他緊握她的手,與她並肩而立。她目光所及,皆為油油麥田。在明媚的日照下,金麥起伏如浪,穗香遠逸萬裏。

“沐妍,你知道嗎?這百畝麥田不過是致國糧倉的冰山一角。一畝田,便能養活七個人。致國近億百姓的性命,甚至是你我的性命,都在這片田野裏。”說著說著他竟笑了起來,“在我們眼前的才是真正的黃金,致國的國泰民安,皆因這些麥田才得以延續。”

她聽聞此番話,亦是感慨萬千。可蕭灼的神色卻漸漸凝重起來,他拽緊她的手,別扭了許久方才開口,“對不起……”

“什麽?”

“富宿的事,我向你道歉。我說什麽都不該騙你的。但你想聽我騙你的真實原因嗎?”他朝她轉來,似有要遞出投名狀一般的決心,“是因為我嫉妒,嫉妒瘋了,你失憶了,卻還能記得巫馬霽的名字,而我蕭灼……”

“你,你別再說了……”緋紅瞬間從她的兩頰染到耳尖。

他步步逼近,直到她退到了大樹的樹幹邊,背靠樹幹,退無可退。“李沐妍,告訴我怎樣才能得到你?你的心從前可以屬於巫馬霽,但從現在起,我要它只屬於我。”他牽起她的手,抵在唇邊,幾番溫柔,幾番癡欲地糾纏她手背的肌膚,“我要你這顆獨一無二的心臟。你狡猾卻善良,卑微卻高尚,溫馴卻反骨……你就像個謎題,將謎面高掛在那裏,即便是天底下最聰明的人也別想解開。”

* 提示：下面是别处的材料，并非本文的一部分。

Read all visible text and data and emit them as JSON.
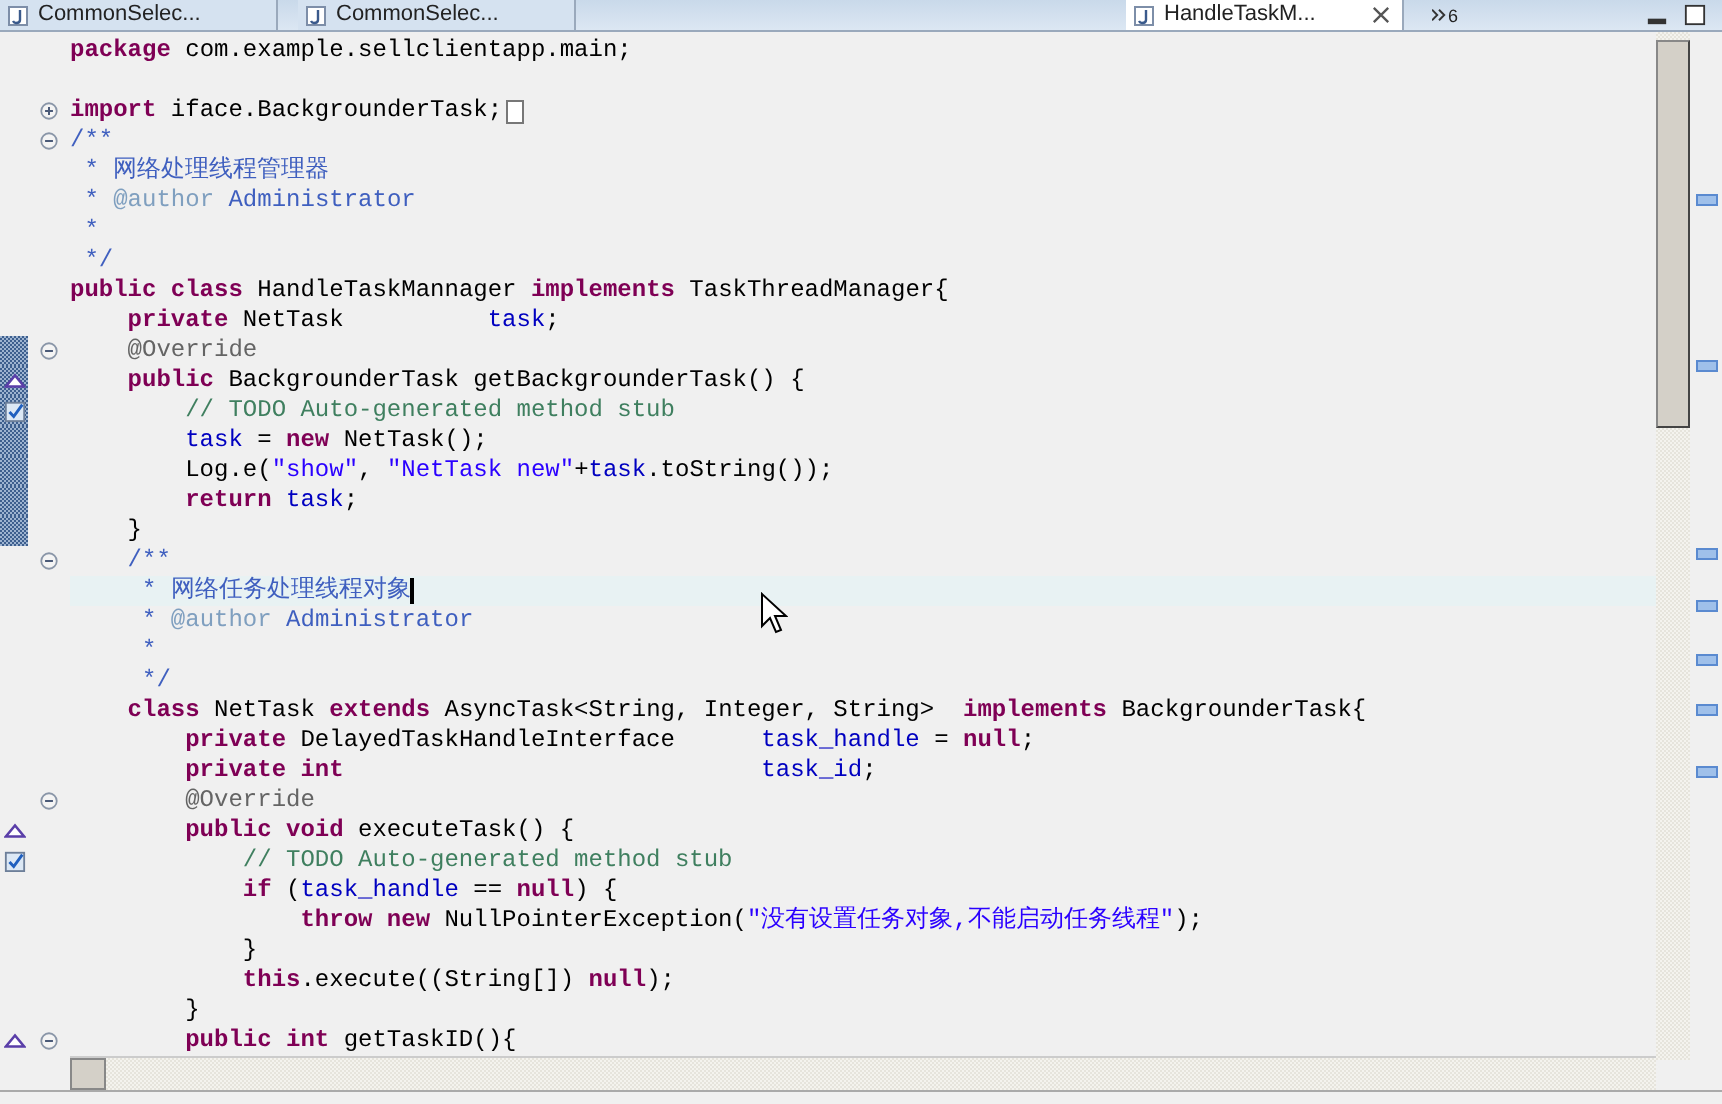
{
  "tabs": [
    {
      "label": "CommonSelec...",
      "selected": false
    },
    {
      "label": "CommonSelec...",
      "selected": false
    },
    {
      "label": "HandleTaskM...",
      "selected": true
    }
  ],
  "hidden_tab_count": "6",
  "lines": [
    {
      "changed": false,
      "current": false,
      "tokens": [
        {
          "kind": "kw",
          "text": "package"
        },
        {
          "kind": "plain",
          "text": " com.example.sellclientapp.main;"
        }
      ]
    },
    {
      "changed": false,
      "current": false
    },
    {
      "changed": false,
      "current": false,
      "folded": true,
      "tokens": [
        {
          "kind": "kw",
          "text": "import"
        },
        {
          "kind": "plain",
          "text": " iface.BackgrounderTask;"
        }
      ]
    },
    {
      "changed": false,
      "current": false,
      "folded": false,
      "tokens": [
        {
          "kind": "javadoc",
          "text": "/**"
        }
      ]
    },
    {
      "changed": false,
      "current": false,
      "tokens": [
        {
          "kind": "javadoc",
          "text": " * 网络处理线程管理器"
        }
      ]
    },
    {
      "changed": false,
      "current": false,
      "tokens": [
        {
          "kind": "javadoc",
          "text": " * "
        },
        {
          "kind": "tag",
          "text": "@author"
        },
        {
          "kind": "javadoc",
          "text": " Administrator"
        }
      ]
    },
    {
      "changed": false,
      "current": false,
      "tokens": [
        {
          "kind": "javadoc",
          "text": " *"
        }
      ]
    },
    {
      "changed": false,
      "current": false,
      "tokens": [
        {
          "kind": "javadoc",
          "text": " */"
        }
      ]
    },
    {
      "changed": false,
      "current": false,
      "tokens": [
        {
          "kind": "kw",
          "text": "public class"
        },
        {
          "kind": "plain",
          "text": " HandleTaskMannager "
        },
        {
          "kind": "kw",
          "text": "implements"
        },
        {
          "kind": "plain",
          "text": " TaskThreadManager{"
        }
      ]
    },
    {
      "changed": false,
      "current": false,
      "tokens": [
        {
          "kind": "kw",
          "text": "    private"
        },
        {
          "kind": "plain",
          "text": " NetTask          "
        },
        {
          "kind": "field",
          "text": "task"
        },
        {
          "kind": "plain",
          "text": ";"
        }
      ]
    },
    {
      "changed": true,
      "current": false,
      "folded": false,
      "tokens": [
        {
          "kind": "annotation",
          "text": "    @Override"
        }
      ]
    },
    {
      "changed": true,
      "current": false,
      "marker": {
        "kind": "override"
      },
      "tokens": [
        {
          "kind": "kw",
          "text": "    public"
        },
        {
          "kind": "plain",
          "text": " BackgrounderTask getBackgrounderTask() {"
        }
      ]
    },
    {
      "changed": true,
      "current": false,
      "marker": {
        "kind": "task"
      },
      "tokens": [
        {
          "kind": "comment",
          "text": "        // TODO Auto-generated method stub"
        }
      ]
    },
    {
      "changed": true,
      "current": false,
      "tokens": [
        {
          "kind": "field",
          "text": "        task"
        },
        {
          "kind": "plain",
          "text": " = "
        },
        {
          "kind": "kw",
          "text": "new"
        },
        {
          "kind": "plain",
          "text": " NetTask();"
        }
      ]
    },
    {
      "changed": true,
      "current": false,
      "tokens": [
        {
          "kind": "plain",
          "text": "        Log.e("
        },
        {
          "kind": "string",
          "text": "\"show\""
        },
        {
          "kind": "plain",
          "text": ", "
        },
        {
          "kind": "string",
          "text": "\"NetTask new\""
        },
        {
          "kind": "plain",
          "text": "+"
        },
        {
          "kind": "field",
          "text": "task"
        },
        {
          "kind": "plain",
          "text": ".toString());"
        }
      ]
    },
    {
      "changed": true,
      "current": false,
      "tokens": [
        {
          "kind": "kw",
          "text": "        return"
        },
        {
          "kind": "field",
          "text": " task"
        },
        {
          "kind": "plain",
          "text": ";"
        }
      ]
    },
    {
      "changed": true,
      "current": false,
      "tokens": [
        {
          "kind": "plain",
          "text": "    }"
        }
      ]
    },
    {
      "changed": false,
      "current": false,
      "folded": false,
      "tokens": [
        {
          "kind": "javadoc",
          "text": "    /**"
        }
      ]
    },
    {
      "changed": false,
      "current": true,
      "tokens": [
        {
          "kind": "javadoc",
          "text": "     * 网络任务处理线程对象"
        }
      ]
    },
    {
      "changed": false,
      "current": false,
      "tokens": [
        {
          "kind": "javadoc",
          "text": "     * "
        },
        {
          "kind": "tag",
          "text": "@author"
        },
        {
          "kind": "javadoc",
          "text": " Administrator"
        }
      ]
    },
    {
      "changed": false,
      "current": false,
      "tokens": [
        {
          "kind": "javadoc",
          "text": "     *"
        }
      ]
    },
    {
      "changed": false,
      "current": false,
      "tokens": [
        {
          "kind": "javadoc",
          "text": "     */"
        }
      ]
    },
    {
      "changed": false,
      "current": false,
      "tokens": [
        {
          "kind": "kw",
          "text": "    class"
        },
        {
          "kind": "plain",
          "text": " NetTask "
        },
        {
          "kind": "kw",
          "text": "extends"
        },
        {
          "kind": "plain",
          "text": " AsyncTask<String, Integer, String>  "
        },
        {
          "kind": "kw",
          "text": "implements"
        },
        {
          "kind": "plain",
          "text": " BackgrounderTask{"
        }
      ]
    },
    {
      "changed": false,
      "current": false,
      "tokens": [
        {
          "kind": "kw",
          "text": "        private"
        },
        {
          "kind": "plain",
          "text": " DelayedTaskHandleInterface      "
        },
        {
          "kind": "field",
          "text": "task_handle"
        },
        {
          "kind": "plain",
          "text": " = "
        },
        {
          "kind": "kw",
          "text": "null"
        },
        {
          "kind": "plain",
          "text": ";"
        }
      ]
    },
    {
      "changed": false,
      "current": false,
      "tokens": [
        {
          "kind": "kw",
          "text": "        private int"
        },
        {
          "kind": "field",
          "text": "                             task_id"
        },
        {
          "kind": "plain",
          "text": ";"
        }
      ]
    },
    {
      "changed": false,
      "current": false,
      "folded": false,
      "tokens": [
        {
          "kind": "annotation",
          "text": "        @Override"
        }
      ]
    },
    {
      "changed": false,
      "current": false,
      "marker": {
        "kind": "override"
      },
      "tokens": [
        {
          "kind": "kw",
          "text": "        public void"
        },
        {
          "kind": "plain",
          "text": " executeTask() {"
        }
      ]
    },
    {
      "changed": false,
      "current": false,
      "marker": {
        "kind": "task"
      },
      "tokens": [
        {
          "kind": "comment",
          "text": "            // TODO Auto-generated method stub"
        }
      ]
    },
    {
      "changed": false,
      "current": false,
      "tokens": [
        {
          "kind": "kw",
          "text": "            if"
        },
        {
          "kind": "plain",
          "text": " ("
        },
        {
          "kind": "field",
          "text": "task_handle"
        },
        {
          "kind": "plain",
          "text": " == "
        },
        {
          "kind": "kw",
          "text": "null"
        },
        {
          "kind": "plain",
          "text": ") {"
        }
      ]
    },
    {
      "changed": false,
      "current": false,
      "tokens": [
        {
          "kind": "kw",
          "text": "                throw new"
        },
        {
          "kind": "plain",
          "text": " NullPointerException("
        },
        {
          "kind": "string",
          "text": "\"没有设置任务对象,不能启动任务线程\""
        },
        {
          "kind": "plain",
          "text": ");"
        }
      ]
    },
    {
      "changed": false,
      "current": false,
      "tokens": [
        {
          "kind": "plain",
          "text": "            }"
        }
      ]
    },
    {
      "changed": false,
      "current": false,
      "tokens": [
        {
          "kind": "kw",
          "text": "            this"
        },
        {
          "kind": "plain",
          "text": ".execute((String[]) "
        },
        {
          "kind": "kw",
          "text": "null"
        },
        {
          "kind": "plain",
          "text": ");"
        }
      ]
    },
    {
      "changed": false,
      "current": false,
      "tokens": [
        {
          "kind": "plain",
          "text": "        }"
        }
      ]
    },
    {
      "changed": false,
      "current": false,
      "folded": false,
      "marker": {
        "kind": "override"
      },
      "tokens": [
        {
          "kind": "kw",
          "text": "        public int"
        },
        {
          "kind": "plain",
          "text": " getTaskID(){"
        }
      ]
    }
  ]
}
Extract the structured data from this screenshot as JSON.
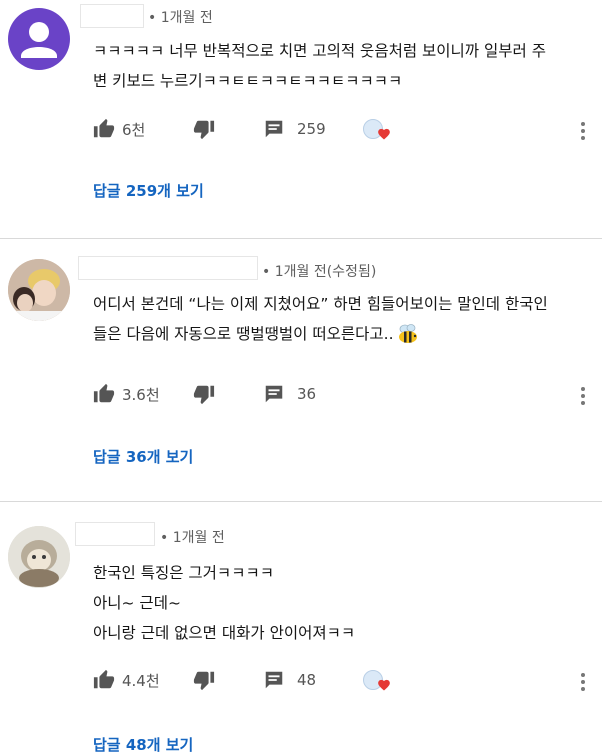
{
  "comments": [
    {
      "time": "1개월 전",
      "lines": [
        "ㅋㅋㅋㅋㅋ 너무 반복적으로 치면 고의적 웃음처럼 보이니까 일부러 주",
        "변 키보드 누르기ㅋㅋㅌㅌㅋㅋㅌㅋㅋㅌㅋㅋㅋㅋ"
      ],
      "likes": "6천",
      "reply_count": "259",
      "view_replies": "답글 259개 보기",
      "creator_heart": true
    },
    {
      "time": "1개월 전(수정됨)",
      "lines": [
        "어디서 본건데 “나는 이제 지쳤어요” 하면 힘들어보이는 말인데 한국인",
        "들은 다음에 자동으로 땡벌땡벌이 떠오른다고.."
      ],
      "likes": "3.6천",
      "reply_count": "36",
      "view_replies": "답글 36개 보기",
      "creator_heart": false
    },
    {
      "time": "1개월 전",
      "lines": [
        "한국인 특징은 그거ㅋㅋㅋㅋ",
        "아니~ 근데~",
        "아니랑 근데 없으면 대화가 안이어져ㅋㅋ"
      ],
      "likes": "4.4천",
      "reply_count": "48",
      "view_replies": "답글 48개 보기",
      "creator_heart": true
    }
  ],
  "icons": {
    "like": "thumb-up-icon",
    "dislike": "thumb-down-icon",
    "reply": "comment-icon",
    "more": "more-vert-icon",
    "heart": "creator-heart-icon",
    "bee": "bee-emoji"
  },
  "colors": {
    "link": "#1565c0",
    "meta": "#5f5f5f",
    "heart": "#e53935",
    "avatar_default": "#6a43c7"
  }
}
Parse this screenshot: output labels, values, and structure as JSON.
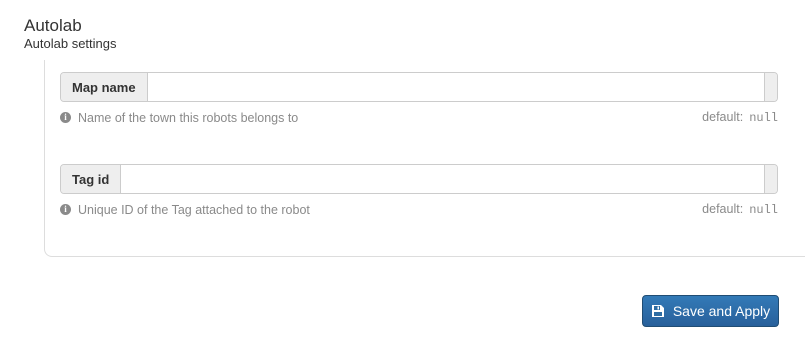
{
  "header": {
    "title": "Autolab",
    "subtitle": "Autolab settings"
  },
  "fields": [
    {
      "label": "Map name",
      "value": "",
      "help": "Name of the town this robots belongs to",
      "default_label": "default:",
      "default_value": "null"
    },
    {
      "label": "Tag id",
      "value": "",
      "help": "Unique ID of the Tag attached to the robot",
      "default_label": "default:",
      "default_value": "null"
    }
  ],
  "actions": {
    "save_label": "Save and Apply"
  },
  "icons": {
    "info": "info-circle-icon",
    "save": "save-floppy-icon"
  },
  "colors": {
    "primary": "#337ab7",
    "addon_bg": "#eeeeee",
    "help_text": "#8a8a8a"
  }
}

“夠了,別再說了……”手背的酥軟傳遍全身,直教她的氣息變得散亂。

“李沐妍,我要得到你。”

“等一下……”她抵著他,卻不知該說些什麽。

他明明居高臨下,可目光卻仰視著她,如同一只被馴服的野狼,帶著傲氣,卻低三下四地問道,“你原諒我了嗎?”

她未作聲,可也不知他施了什麽法,令她動彈不得。他們四目相對,目光在彼此的眼與唇之間搖擺。兩人的唇息已糾在一起,他緩緩靠近,唇齒離她僅剩分毫。

她陷入一片空白,只能聽見風吹麥浪的沙沙聲。此刻,無論他要做什麽,她都已無法拒絕……

就在這時,楊從武急匆匆沖上了坡,“王爺!王爺!!”

她猛地回過神,抵住了他的胸膛。

蕭灼眼看就要抱得美人歸了,卻被這突如其來的打擾惹得怒火中燒,他瞪了楊從武一眼,氣急敗壞地扯了扯下唇,罵道,“你最好是有事!”他想將他就地正法的心都有了。

可楊從武著急忙慌地指著村口,“是溫靖荷來了!您看,溫老宰相和溫靖荷都來了!!”

一聽‘溫靖荷’這三字,李沐妍嚇得丟了魂兒似地僵住了身子。

兩人朝村口望去,只見一輛馬車停在村口,旁邊簇擁著眾多仆從。馬車前,站著一位老叟與一位姑娘。溫氏全然目睹了剛才他們的那番郎情妾意。

至此,老宰相隨即拄起拐杖,將依舊戀戀不舍的孫女拽回了車上。溫氏一行人浩浩蕩蕩,離村而去。